Paralelamente, a especialista explica que é um comportamento nocivo/tóxico quando usado para fins manipulativos.
— Em geral, é um comportamento aprendido e intencional e provavelmente vem de uma pessoa com traços psicopáticos e/ou narcisistas. Quem o faz sabe o dano emocional que essa distância causa na outra pessoa e ainda assim decide continuar o comportamento — aponta Lescano.
E ela ressalta que esse tipo de comportamento está ligado ao gaslighting, uma forma de manipulação que faz a pessoa questionar a própria realidade.
— Essas pessoas se acostumam a alternar entre distanciar a pessoa e abordá-la de forma manipuladora; duas formas distintas de abuso psicológico — acrescenta ela.
Um estudo publicado na revista Frontiers in Evolutionary Neuroscience mostra que o tratamento silencioso estimula o córtex cingulado, a parte do cérebro responsável por fazer inferências sobre o comportamento, que é a mesma área do cérebro que registra a dor.
Isso confirma que as vítimas desse abuso não só sentem dor emocional, mas também um certo nível de dor física. Os pesquisadores responsáveis ressaltam no documento que a sujeição repetida a esse tratamento silencioso pode levar a efeitos colaterais prejudiciais à saúde. Entre os participantes observados, os sintomas mais frequentes foram: alterações de peso, aumento da pressão arterial e distúrbios do sono.
Além disso, Lescano acrescenta que a pessoa que sofre disso não é apenas uma vítima do comportamento, mas também um sujeito com personalidade narcisista ou psicopática.
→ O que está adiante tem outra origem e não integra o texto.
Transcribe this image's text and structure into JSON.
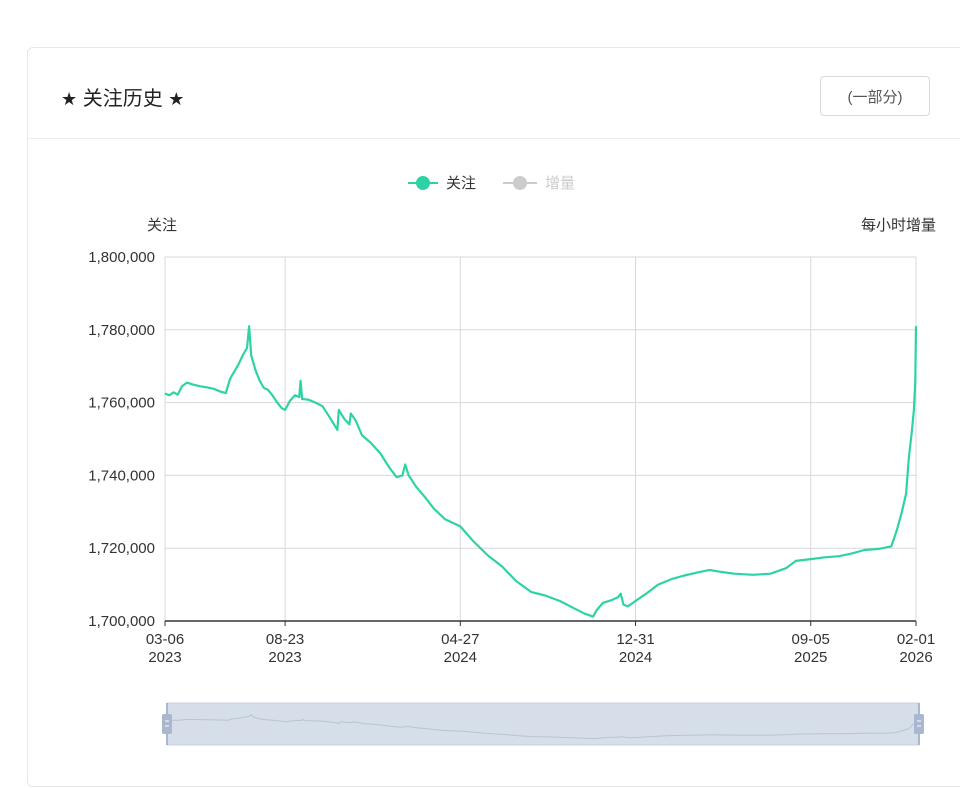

— As consequências emocionais são frequentemente severas. No entanto, elas dependem do tipo de vínculo, sua duração e dos mecanismos de defesa do agressor. Uma relação mãe-filho não é a mesma que uma relação empregador-empregado, romântica ou de amizade — enfatiza.
Entre os sintomas emocionais mais recorrentes, a psicóloga destaca:
Perda de identidade;
Perda de prazer;
Alterações de humor e aparecimento de ansiedade e depressão;
Perda de laços significativos/positivos; e
Perda de julgamento ou julgamento da realidade.
Segundo Lescano, na maioria dos casos de pessoas que procuram terapia por esse motivo, fica claro que seu "eu" está completamente devastado.
— Há um longo caminho a percorrer para curar o abuso sustentado e a difamação da identidade. Recuperar a autoestima é o objetivo principal, ajudando-nos a nos libertar desse vínculo tóxico e a detectar uma potencial agressão dessa natureza no início do futuro — explica ela.
Por fim, ela ressalta que é possível curar esses tipos de enfermidades e que é possível escapar de relacionamentos tóxicos ou abusivos, mesmo que durem anos.
— É fundamental procurar um profissional especializado no assunto. Por isso, se você é ou conhece alguém que é vítima de abuso psicológico, procure ajuda — conclui.